Repeatedly setting up a CrossValidationEstimator and training without changing the seed for the random number generator will yield identical or correlated results, to avoid this please specify a different seed when setting up multiple CrossValidationEstimator instances.

Parameters:
  • fit_data (tuple(numpy.ndarray, numpy.ndarray)) – the first element of the tuple represents the fit matrix A (N, M array) while the second element represents the vector of target values y (N array); here N (=rows of A, elements of y) equals the number of target values and M (=columns of A) equals the number of parameters

  • fit_method (str) – method to be used for training; possible choice are “ardr”, “bayesian-ridge”, “elasticnet”, “lasso”, “least-squares”, “omp”, “rfe”, “ridge”, “split-bregman”

  • standardize (bool) – if True the fit matrix and target values are standardized before fitting, meaning columns in the fit matrix and th target values are rescaled to have a standard deviation of 1.0.

  • validation_method (str) – method to use for cross-validation; possible choices are “shuffle-split”, “k-fold”

  • n_splits (int) – number of times the fit data set will be split for the cross-validation

  • check_condition (bool) – if True the condition number will be checked (this can be sligthly more time consuming for larger matrices)

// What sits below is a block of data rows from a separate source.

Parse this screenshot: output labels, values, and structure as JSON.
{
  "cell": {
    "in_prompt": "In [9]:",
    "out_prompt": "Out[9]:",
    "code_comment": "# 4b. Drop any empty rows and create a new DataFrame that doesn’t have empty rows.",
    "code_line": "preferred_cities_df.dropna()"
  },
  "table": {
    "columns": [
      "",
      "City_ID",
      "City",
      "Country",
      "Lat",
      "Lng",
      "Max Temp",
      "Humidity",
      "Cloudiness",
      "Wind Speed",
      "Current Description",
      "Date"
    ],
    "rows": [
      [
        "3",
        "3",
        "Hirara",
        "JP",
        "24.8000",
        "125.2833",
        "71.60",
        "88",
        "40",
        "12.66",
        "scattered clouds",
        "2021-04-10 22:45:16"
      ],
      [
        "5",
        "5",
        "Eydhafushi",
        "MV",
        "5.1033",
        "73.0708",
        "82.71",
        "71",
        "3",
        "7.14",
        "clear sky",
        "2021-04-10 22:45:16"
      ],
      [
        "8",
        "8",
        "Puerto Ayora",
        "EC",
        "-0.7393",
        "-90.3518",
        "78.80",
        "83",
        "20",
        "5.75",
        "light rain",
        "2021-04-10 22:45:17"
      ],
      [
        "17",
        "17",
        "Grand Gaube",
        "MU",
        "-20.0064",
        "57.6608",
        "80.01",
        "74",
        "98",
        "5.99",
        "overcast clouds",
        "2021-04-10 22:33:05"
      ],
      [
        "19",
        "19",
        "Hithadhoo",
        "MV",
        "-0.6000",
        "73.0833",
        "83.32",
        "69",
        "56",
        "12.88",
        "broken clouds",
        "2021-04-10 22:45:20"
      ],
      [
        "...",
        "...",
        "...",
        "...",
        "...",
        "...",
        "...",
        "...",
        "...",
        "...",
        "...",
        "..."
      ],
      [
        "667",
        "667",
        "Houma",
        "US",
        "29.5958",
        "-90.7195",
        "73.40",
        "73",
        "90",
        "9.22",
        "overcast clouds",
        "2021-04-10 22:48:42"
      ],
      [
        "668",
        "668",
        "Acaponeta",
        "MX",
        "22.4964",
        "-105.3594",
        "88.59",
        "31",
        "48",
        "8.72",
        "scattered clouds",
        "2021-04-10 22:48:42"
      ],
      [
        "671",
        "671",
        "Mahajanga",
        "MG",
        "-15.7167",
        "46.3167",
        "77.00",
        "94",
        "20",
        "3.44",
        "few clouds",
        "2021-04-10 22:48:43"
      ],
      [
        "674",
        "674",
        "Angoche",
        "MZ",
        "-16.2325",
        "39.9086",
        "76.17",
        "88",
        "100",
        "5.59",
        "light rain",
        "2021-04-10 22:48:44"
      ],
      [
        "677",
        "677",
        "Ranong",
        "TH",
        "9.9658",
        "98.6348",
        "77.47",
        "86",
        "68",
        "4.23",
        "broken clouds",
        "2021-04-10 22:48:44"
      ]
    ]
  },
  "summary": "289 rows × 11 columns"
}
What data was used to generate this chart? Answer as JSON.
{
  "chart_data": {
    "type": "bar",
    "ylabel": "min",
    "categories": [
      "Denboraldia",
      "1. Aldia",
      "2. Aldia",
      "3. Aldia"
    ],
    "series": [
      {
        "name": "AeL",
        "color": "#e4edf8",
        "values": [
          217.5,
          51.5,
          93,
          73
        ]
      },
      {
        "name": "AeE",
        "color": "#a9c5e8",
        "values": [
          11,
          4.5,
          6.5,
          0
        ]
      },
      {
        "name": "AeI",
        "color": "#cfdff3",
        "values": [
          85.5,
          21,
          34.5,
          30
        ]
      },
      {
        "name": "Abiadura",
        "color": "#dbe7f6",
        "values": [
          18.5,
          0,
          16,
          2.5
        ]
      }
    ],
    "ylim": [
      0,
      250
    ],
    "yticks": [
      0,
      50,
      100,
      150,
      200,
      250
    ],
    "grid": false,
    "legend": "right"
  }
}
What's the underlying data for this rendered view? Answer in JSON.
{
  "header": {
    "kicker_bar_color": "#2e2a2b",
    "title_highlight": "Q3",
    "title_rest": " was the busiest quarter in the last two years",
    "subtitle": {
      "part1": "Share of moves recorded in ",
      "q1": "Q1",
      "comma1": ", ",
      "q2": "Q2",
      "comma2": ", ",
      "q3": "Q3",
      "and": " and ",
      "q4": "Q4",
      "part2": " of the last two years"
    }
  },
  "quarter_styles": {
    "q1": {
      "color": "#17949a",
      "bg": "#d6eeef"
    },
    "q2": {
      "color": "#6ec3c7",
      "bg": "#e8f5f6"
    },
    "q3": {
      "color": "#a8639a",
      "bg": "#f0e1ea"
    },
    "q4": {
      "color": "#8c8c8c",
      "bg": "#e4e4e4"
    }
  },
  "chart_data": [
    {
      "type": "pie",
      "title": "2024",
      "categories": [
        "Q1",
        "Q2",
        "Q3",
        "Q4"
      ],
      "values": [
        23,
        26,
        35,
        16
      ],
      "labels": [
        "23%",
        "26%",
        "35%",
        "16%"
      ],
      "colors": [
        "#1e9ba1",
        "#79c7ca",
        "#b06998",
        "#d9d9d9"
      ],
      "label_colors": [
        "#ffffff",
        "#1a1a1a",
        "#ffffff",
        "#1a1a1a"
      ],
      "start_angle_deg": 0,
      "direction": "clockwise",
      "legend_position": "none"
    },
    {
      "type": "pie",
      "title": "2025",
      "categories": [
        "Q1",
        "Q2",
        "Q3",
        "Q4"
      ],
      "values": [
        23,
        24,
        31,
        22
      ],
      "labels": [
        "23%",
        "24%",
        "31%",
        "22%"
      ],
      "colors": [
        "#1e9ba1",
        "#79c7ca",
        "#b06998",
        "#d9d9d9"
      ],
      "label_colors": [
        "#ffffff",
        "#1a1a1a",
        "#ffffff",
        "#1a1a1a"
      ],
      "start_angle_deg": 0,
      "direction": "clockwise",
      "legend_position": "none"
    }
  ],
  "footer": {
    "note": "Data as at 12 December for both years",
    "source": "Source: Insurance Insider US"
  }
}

  • seed (int) – seed for pseudo random number generator

scatter_data_train#

contains target and predicted values from each individual traininig set in the cross-validation split

Type:

ScatterData

scatter_data_validation#

contains target and predicted values from each individual validation set in the cross-validation split

Type:

ScatterData

property AIC: float#

Akaike information criterion (AIC) for the model

property BIC: float#

Bayesian information criterion (BIC) for the model

property R2_validation: float#

Average R2 score for validation sets

property fit_method: str#

Fit method

get_contributions(A)#

Returns the average contribution for each row of A to the predicted values from each element of the parameter vector.

Parameters:

A (ndarray) – fit matrix where N (=rows of A, elements of y) equals the number of target values and M (=columns of A) equals the number of parameters

Return type:

ndarray

property n_nonzero_parameters: int#

Number of non-zero parameters

property n_nonzero_parameters_splits: ndarray#

Number of non-zero parameters for each split

property n_parameters: int#

Number of parameters (=columns in A matrix)

property n_splits: int#

Number of splits (folds) used for cross-validation

property n_target_values: int#

Number of target values (=rows in A matrix)

property parameters: ndarray#

Copy of parameter vector

property parameters_norm: float#

Norm of the parameter vector

property parameters_splits: ndarray#

All parameters obtained during cross-validation

property rmse_train: float#

Average root mean squared training error obtained during cross-validation

property rmse_train_final: float#

Root mean squared error when using the full set of input data

property rmse_train_splits: ndarray#

Root mean squared training errors obtained during cross-validation

property rmse_validation: float#

Average root mean squared cross-validation error

property rmse_validation_splits: ndarray#

Root mean squared validation errors obtained during cross-validation

property seed: int#

Seed used to initialize pseudo random number generator

property standardize: bool#

If True standardize the fit matrix before fitting

property summary: Dict[str, Any]#

Comprehensive information about the optimizer

train()[source]#

Constructs the final model using all input data available.

Return type:

None

validate()[source]#

Runs validation.

Return type:

None

property validation_method: str#

Validation method name

write_summary(fname)#

Writes summary dict to file.

Return type:

None